The rapid advancements in artificial intelligence have significantly accelerated the adoption of speech recognition technology, leading to its widespread integration across various applications. However, this surge in usage also highlights a critical issue: audio data is highly vulnerable to unauthorized exposure and analysis, posing significant privacy risks for businesses and individuals. This paper introduces an Information-Obfuscation Reversible Adversarial Example (IO-RAE) framework, the pioneering method designed to safeguard audio privacy using reversible adversarial examples. IO-RAE leverages large language models to generate misleading yet contextually coherent content, effectively preventing unauthorized eavesdropping by humans and Automatic Speech Recognition (ASR) systems. Additionally, we propose the Cumulative Signal Attack technique, which mitigates high-frequency noise and enhances attack efficacy by targeting low-frequency signals. Our approach ensures the protection of audio data without degrading its quality or our ability. Experimental evaluations demonstrate the superiority of our method, achieving a targeted misguidance rate of 96.5% and a remarkable 100% untargeted misguidance rate in obfuscating target keywords across multiple ASR models, including a commercial black-box system from Google.
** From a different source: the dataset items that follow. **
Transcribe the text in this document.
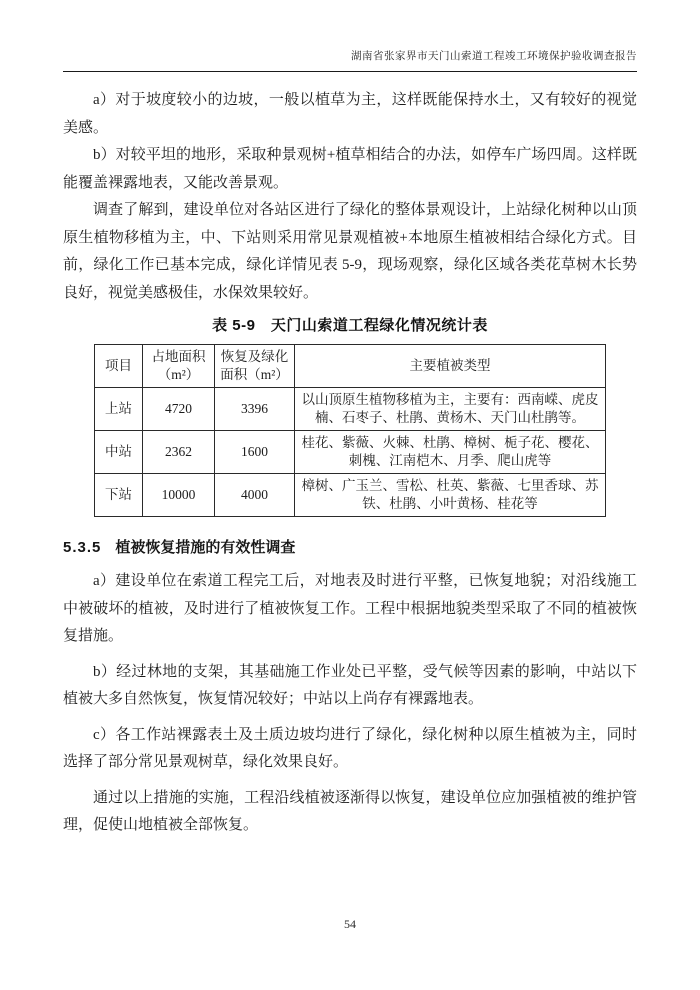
湖南省张家界市天门山索道工程竣工环境保护验收调查报告

a）对于坡度较小的边坡，一般以植草为主，这样既能保持水土，又有较好的视觉美感。

b）对较平坦的地形，采取种景观树+植草相结合的办法，如停车广场四周。这样既能覆盖裸露地表，又能改善景观。

调查了解到，建设单位对各站区进行了绿化的整体景观设计，上站绿化树种以山顶原生植物移植为主，中、下站则采用常见景观植被+本地原生植被相结合绿化方式。目前，绿化工作已基本完成，绿化详情见表 5-9，现场观察，绿化区域各类花草树木长势良好，视觉美感极佳，水保效果较好。

表 5-9　天门山索道工程绿化情况统计表
项目	占地面积（m²）	恢复及绿化面积（m²）	主要植被类型
上站	4720	3396	以山顶原生植物移植为主，主要有：西南嵘、虎皮楠、石枣子、杜鹃、黄杨木、天门山杜鹃等。
中站	2362	1600	桂花、紫薇、火棘、杜鹃、樟树、栀子花、樱花、刺槐、江南桤木、月季、爬山虎等
下站	10000	4000	樟树、广玉兰、雪松、杜英、紫薇、七里香球、苏铁、杜鹃、小叶黄杨、桂花等
5.3.5 植被恢复措施的有效性调查

a）建设单位在索道工程完工后，对地表及时进行平整，已恢复地貌；对沿线施工中被破坏的植被，及时进行了植被恢复工作。工程中根据地貌类型采取了不同的植被恢复措施。

b）经过林地的支架，其基础施工作业处已平整，受气候等因素的影响，中站以下植被大多自然恢复，恢复情况较好；中站以上尚存有裸露地表。

c）各工作站裸露表土及土质边坡均进行了绿化，绿化树种以原生植被为主，同时选择了部分常见景观树草，绿化效果良好。

通过以上措施的实施，工程沿线植被逐渐得以恢复，建设单位应加强植被的维护管理，促使山地植被全部恢复。

54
Furthermore, the quality of the recovered audio, measured by the Perceptual Evaluation of Speech Quality score, reached 4.45, comparable to high-quality original recordings. Notably, the recovered audio processed by ASR systems exhibited an error rate of 0%, indicating nearly lossless recovery. These results highlight the practical applicability and effectiveness of our IO-RAE framework in protecting sensitive audio privacy.

翻译：人工智能的快速发展极大地加速了语音识别技术的普及，使其广泛应用于各类场景。然而，使用量的激增也突显出一个关键问题：音频数据极易遭受未经授权的暴露与分析，对企业和个人构成重大的隐私风险。本文提出了一种信息混淆可逆对抗样本框架，这是首个利用可逆对抗样本来保护音频隐私的开创性方法。IO-RAE 利用大语言模型生成具有误导性但上下文连贯的内容，从而有效防止人类和自动语音识别系统进行未经授权的窃听。此外，我们提出了累积信号攻击技术，该技术通过针对低频信号来减轻高频噪声并增强攻击效果。我们的方法能在不降低音频质量或可用性的前提下确保音频数据的保护。实验评估证明了我们方法的优越性：在包括谷歌商业黑盒系统在内的多个 ASR 模型上，针对目标关键字的混淆实现了 96.5% 的定向误导率和高达 100% 的非定向误导率。此外，通过感知语音质量评估得分衡量，恢复音频的质量达到了 4.45，与高质量原始录音相当。值得注意的是，经 ASR 系统处理的恢复音频错误率为 0%，表明其近乎无损的恢复能力。这些结果凸显了我们提出的 IO-RAE 框架在保护敏感音频隐私方面的实际适用性和有效性。